Whether all of this is the standard or not, I have no idea, but this farm usually focuses on what the most sustainable and healthy for the end users.
I've found it to be very difficult to find truly pasture-raised pork. Even Marin Sun Farms, which follows Joel Salatin's model pretty closely, uses a grain-based feed and/or finishes with grain.
This is one reason why I'm trying to limit my intake of pork. It's one of the meats highest in n-6, especially when grain-fed.
Pigs "have been known to eat any kind of food, including dead insects, worms, tree bark, rotting carcasses, garbage, and even other pigs" and in the wild they "primarily [eat] leaves, grasses, roots, fruits and flowers" so it's looks like we're faced with a classic "omnivores dilemma."
Presumably the ideal would be leaving them with a sufficiently large expanse of suitably bio-diverse woodland and letting them get on with it. My guess then would be that they need to be given a wide selection of plant matter, including all of the above categories (vegetable scraps ideally) as well as access to grubs, insects, earthworms etc. I think it's illegal to feed them meat.

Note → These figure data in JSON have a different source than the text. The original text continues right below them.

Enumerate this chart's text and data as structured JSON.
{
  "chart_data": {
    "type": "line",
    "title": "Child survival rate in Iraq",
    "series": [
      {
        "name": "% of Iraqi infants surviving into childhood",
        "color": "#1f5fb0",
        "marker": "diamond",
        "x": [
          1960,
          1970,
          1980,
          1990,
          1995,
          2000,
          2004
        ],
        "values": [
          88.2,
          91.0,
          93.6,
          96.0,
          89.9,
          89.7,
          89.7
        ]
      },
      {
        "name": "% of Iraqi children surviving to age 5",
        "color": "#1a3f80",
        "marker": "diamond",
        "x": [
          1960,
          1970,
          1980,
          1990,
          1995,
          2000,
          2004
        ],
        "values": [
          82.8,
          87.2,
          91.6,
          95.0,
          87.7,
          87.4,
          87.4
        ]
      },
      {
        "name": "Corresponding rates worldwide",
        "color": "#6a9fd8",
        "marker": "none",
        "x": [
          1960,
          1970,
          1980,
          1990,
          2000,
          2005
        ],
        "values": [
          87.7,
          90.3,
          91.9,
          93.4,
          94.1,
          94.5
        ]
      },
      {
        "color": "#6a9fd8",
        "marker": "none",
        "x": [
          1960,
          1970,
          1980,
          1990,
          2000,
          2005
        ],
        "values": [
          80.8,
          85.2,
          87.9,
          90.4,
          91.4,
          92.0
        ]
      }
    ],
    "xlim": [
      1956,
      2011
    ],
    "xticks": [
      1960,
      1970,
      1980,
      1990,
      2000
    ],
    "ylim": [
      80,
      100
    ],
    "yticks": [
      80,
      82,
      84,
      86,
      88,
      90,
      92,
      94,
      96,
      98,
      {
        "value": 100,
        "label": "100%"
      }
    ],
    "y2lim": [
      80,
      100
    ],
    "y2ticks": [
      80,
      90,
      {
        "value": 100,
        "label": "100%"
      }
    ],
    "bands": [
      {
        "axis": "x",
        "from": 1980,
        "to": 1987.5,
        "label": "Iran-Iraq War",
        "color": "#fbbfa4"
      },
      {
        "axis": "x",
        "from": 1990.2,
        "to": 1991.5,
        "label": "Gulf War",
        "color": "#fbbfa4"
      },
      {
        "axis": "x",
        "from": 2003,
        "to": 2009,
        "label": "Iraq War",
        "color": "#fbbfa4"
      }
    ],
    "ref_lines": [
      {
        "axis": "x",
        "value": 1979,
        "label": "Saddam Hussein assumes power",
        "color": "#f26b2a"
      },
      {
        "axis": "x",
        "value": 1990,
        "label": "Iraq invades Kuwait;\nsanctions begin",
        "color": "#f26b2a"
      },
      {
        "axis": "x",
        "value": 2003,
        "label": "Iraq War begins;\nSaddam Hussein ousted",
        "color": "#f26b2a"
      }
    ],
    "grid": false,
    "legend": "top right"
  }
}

I had the same problem here in the Netherlands. I couldn't find any pork that was raised on a natural diet. Even 'organic' pigs are fed grains and corn. Since I do care about the omega-3/omega-6 ratio's, I did send out an e-mail to a lot of pig farmers about my wish for good pork.
I got 3 positive reactions back.
Now I 'adopted' two pigs (Duroc x Mangalitza) that will be fed a natural diet (roots, tubers, leaves, grass etc.) and will have plenty of room to mess around in the mud looking for insects (and more).
Pigs love to dig. Their behavior indicates that they should be eating roots and tubers. Roots and tubers are low in unsaturated fatty acids and high in carbohydrate. Eating this would make their meat high in saturated fat and low in omega 6.
Pigs probably should also eat some green leafy matter, but I can't give a reason to back this up.
Nobody in this country raises pigs by feeding them roots and tubers. Slanker's focuses on feeding them grass and avoiding grains, so they are probably pretty good. Yet Slanker brags about how his meat is soft which is an indication that it contains unsaturated fat. However, the meat should be balanced in omega 6:3 ratio. Feeding pigs sweet potatoes in common in East Asia.
I don't think that feeding pigs acorns (or other nuts) is a good idea because it will increase the omega 6 content of their tissue.